Champions of Bay’s beaches

Written by Kerrie Alexander

Hervey Bay is well-known for its beautiful stretch of ocean front with calm waters that are a much-loved playground for thousands of visitors and locals alike.

However, where there is water, there is always risk!

That’s why it’s so important to have the Hervey Bay Surf Lifesaving Club members patrolling our beaches and keeping the community safe, said President Darren Everard.

Surf lifesavers are usually first on the scene for aquatic rescues, providing first aid and emergency care and educating the public about the dangers of the surf and our local waters.

The beach also acts as classroom for the hundreds of Nippers who sign on for the junior program each year.

The Nippers gain confidence by passing the tests of swimming, board riding, beach sprints, dolphin-diving, spotting a rip, having fun with new friends and discovering things about themselves.

All under the guidance of their age managers.

“Our main aim is to ensure we work towards Surf Life Saving Queensland’s aim of Zero Preventable Deaths on Queensland’s public water ways,” Darren said.

“But for me as president, I am focused on two things; ensuring that the junior members of our club are given the opportunity to gain skills and confidence to assist them later in their lives and making sure that the Hervey Bay Surf Lifesaving Club has a sustainable and successful future as the guardians of our beach in Hervey Bay.”

Surf Lifesaving is an iconic Australian institution that ensures the red and yellow flags go up for 33 weeks of the year on Saturday afternoons, all day Sunday and every public holiday.

To do that, Darren said more active patrolling members are needed to join the ranks.

The passionate president has been involved with the Bay club for over 20 years and in 12 years as a patrolling member, has clocked up over 1030 patrol hours spent standing between the flags, plus countless hours, undertaking water safety, bar and committee duties.

It takes a big commitment but, he said, the cause is well worth the effort.

“Personally, for me it is about the positive outcomes of being there to assist somebody when they get into trouble.

“Thank God for me there has always been a positive outcome.
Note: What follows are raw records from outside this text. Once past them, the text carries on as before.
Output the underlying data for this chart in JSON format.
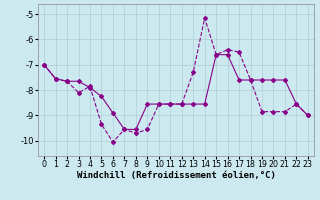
{
  "title": "",
  "xlabel": "Windchill (Refroidissement éolien,°C)",
  "ylabel": "",
  "background_color": "#cce9f0",
  "line_color": "#880088",
  "xlim": [
    -0.5,
    23.5
  ],
  "ylim": [
    -10.6,
    -4.6
  ],
  "yticks": [
    -10,
    -9,
    -8,
    -7,
    -6,
    -5
  ],
  "xticks": [
    0,
    1,
    2,
    3,
    4,
    5,
    6,
    7,
    8,
    9,
    10,
    11,
    12,
    13,
    14,
    15,
    16,
    17,
    18,
    19,
    20,
    21,
    22,
    23
  ],
  "line_dashed_x": [
    0,
    1,
    2,
    3,
    4,
    5,
    6,
    7,
    8,
    9,
    10,
    11,
    12,
    13,
    14,
    15,
    16,
    17,
    18,
    19,
    20,
    21,
    22,
    23
  ],
  "line_dashed_y": [
    -7.0,
    -7.55,
    -7.65,
    -8.1,
    -7.85,
    -9.35,
    -10.05,
    -9.55,
    -9.7,
    -9.55,
    -8.55,
    -8.55,
    -8.55,
    -7.3,
    -5.15,
    -6.6,
    -6.4,
    -6.5,
    -7.6,
    -8.85,
    -8.85,
    -8.85,
    -8.55,
    -9.0
  ],
  "line_solid_x": [
    0,
    1,
    2,
    3,
    4,
    5,
    6,
    7,
    8,
    9,
    10,
    11,
    12,
    13,
    14,
    15,
    16,
    17,
    18,
    19,
    20,
    21,
    22,
    23
  ],
  "line_solid_y": [
    -7.0,
    -7.55,
    -7.65,
    -7.65,
    -7.9,
    -8.25,
    -8.9,
    -9.55,
    -9.55,
    -8.55,
    -8.55,
    -8.55,
    -8.55,
    -8.55,
    -8.55,
    -6.6,
    -6.6,
    -7.6,
    -7.6,
    -7.6,
    -7.6,
    -7.6,
    -8.55,
    -9.0
  ],
  "xlabel_fontsize": 6.5,
  "tick_fontsize": 6,
  "grid_color": "#b0cdd5",
  "marker": "D",
  "marker_size": 2.0,
  "linewidth": 0.8
}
God willing there will always be a rescue and never a recovery.

“On the weekend we had a report of a lost child before we had started patrol and we had a parent show up at the club asking for help, and we assisted.

“In a very short period, we had members assisting the family and the child was found.

“The father was grateful, and he could not believe how fast we got involved.”

Darren said there are many opportunities for Fraser Coast residents to actively support the club.

“We would love to hear from members of the community who have a surf lifesaving background, and who are willing to comply with the modern requirements and give a little back so we can foster and create a surf club culture on a beach with our waves!

“We also encourage our patrolling members to get involved around the club and as we speak, we have a strong masters team forming, which is great.

“We are hoping our younger members will see our masters train and encourage their parents to get involved and sign up for their Bronze Medallion so we can grow our patrolling group and become more sustainable in this area.”

Parents of Nippers can also play an integral part in their child’s success as a future guardian of the Bay’s beaches.

The Nippers program is currently full; however, applications will open next season on August 1 and close on August 30.

“If you are a parent of one of our Nippers you are required to sign up for a task and assist … we want your children to see their parents involved and from my point of view I want the parent to invest in their children’s future.

“It will be the best investment a parent can make as it will benefit their child and family into the future.”